The original clunker -- which inspired the Old Man's (Darren McGavin's) tirades -- was replaced years ago with an "octopus" furnace. But "the coal chute's still on the side of the house," Dan Moran said.
Directed by Bob Clark and narrated by Shepherd, the You'll-Shoot-Your-Eye-Out epic ranks as one of Warner Home Videos' top 10 moneymakers. According to TBS, home of the "Christmas Story" marathon, more than 45 million viewers tune in annually to watch Flick try to lick a flag pole and Randy eat "like the piggies." This year's showing will mark the 25th anniversary of the holiday chestnut.
"Christmas Story" fans start showing up every year "as soon as the movie begins showing," Brenda Moran said.

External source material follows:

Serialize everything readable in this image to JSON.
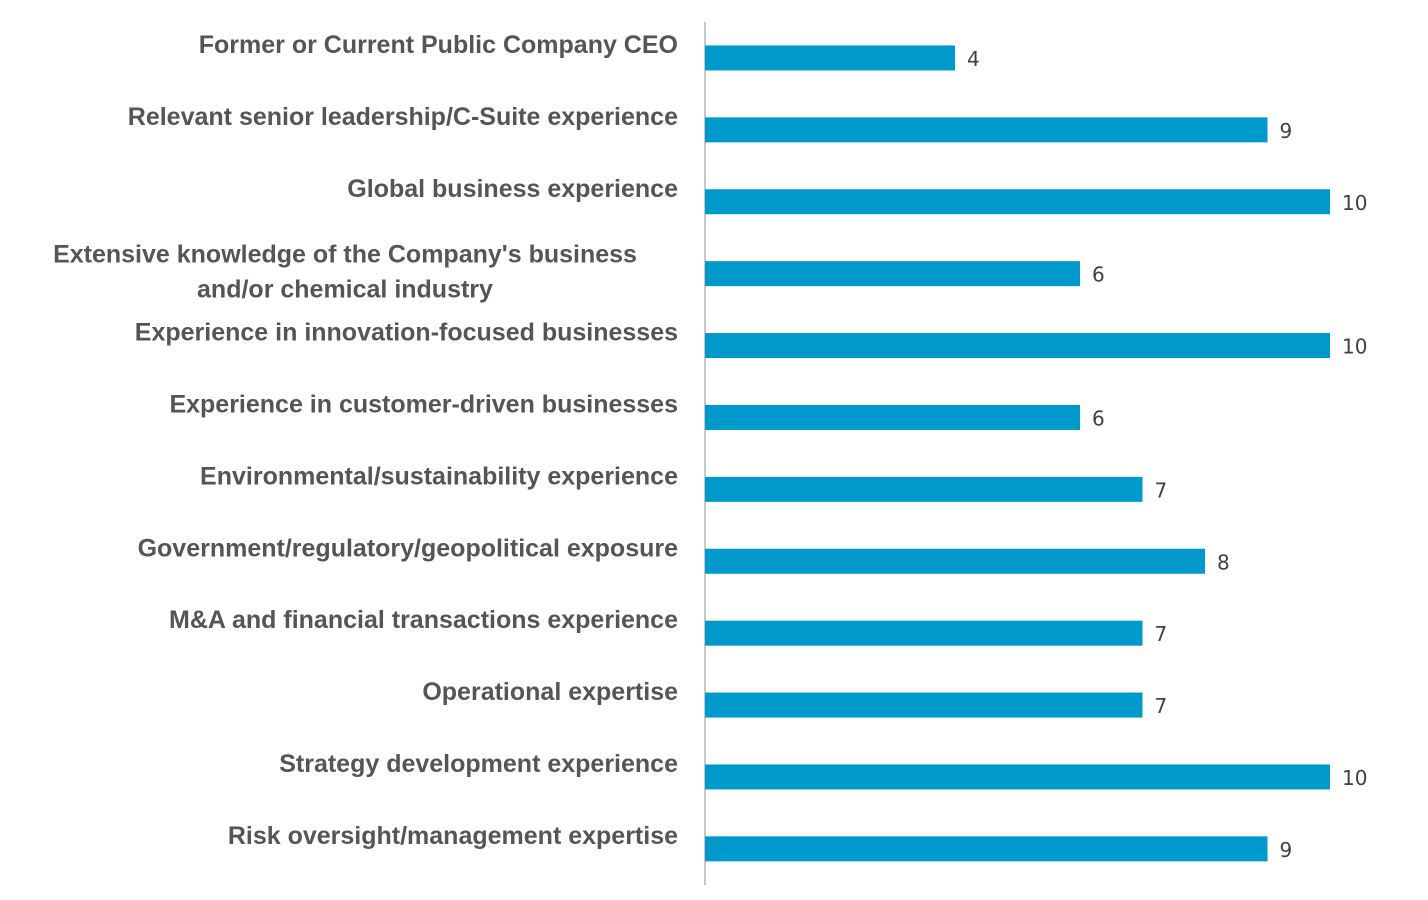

No leg lamp blazes in the window of their home in the working-class neighborhood. But the Morans own a wee night-light replica and enjoy watching the film every year. A private residence, the three-bedroom house is off limits to tourists. "Shepheads" can take photos from the street.
The family was unaware of its home's literary and cinematic ties until Randall Shepherd stopped by in the 1980s. John Moran and his brothers, sitting on the porch, saw a limousine pull up, he said. Shep's sib introduced himself and asked to tour his former house. His mother declined, because "she didn't know him from Adam," said John Moran, 32. The family discovered the attic graffiti in 1989.
By coincidence, John's son -- Aiden Moran, 6 -- resembles young Ralphie (Peter Billingsley). "Except for the different glasses," John Moran said.
Despite his love/hate relationship with Hammond, Shep called his hometown "the center of all my writing," referencing friends, teachers and landmarks in his works. Parents Jean and Anna Shepherd were reborn as "The Old Man" and "Mother." Randall was Randy. The long-gone Goldblatt's and Cam Lan Restaurant in downtown Hammond were the likely models for Higbee's and the Chop Suey Palace.
Yet his humble 1,032-square-foot childhood home inspired some of the best "Christmas Story" scenes. The self-described "Cleveland Street Kid" staged Ralphie's "decoder ring" and "Lifebuoy" vignettes in the sole bathroom. The Old Man's "clinker" tirade was set in the basement.
The kitchen still has the original sink, under which Randy took refuge after the Ralphie-Scut Farkus brawl. The real McCoy has shelves.
Shep hand-picked the two-story frame house in Cleveland that doubled for 2907 Cleveland St. in the movie. The view from the backyard clinched the deal. He could see mills, a fixture in his working-class hometown.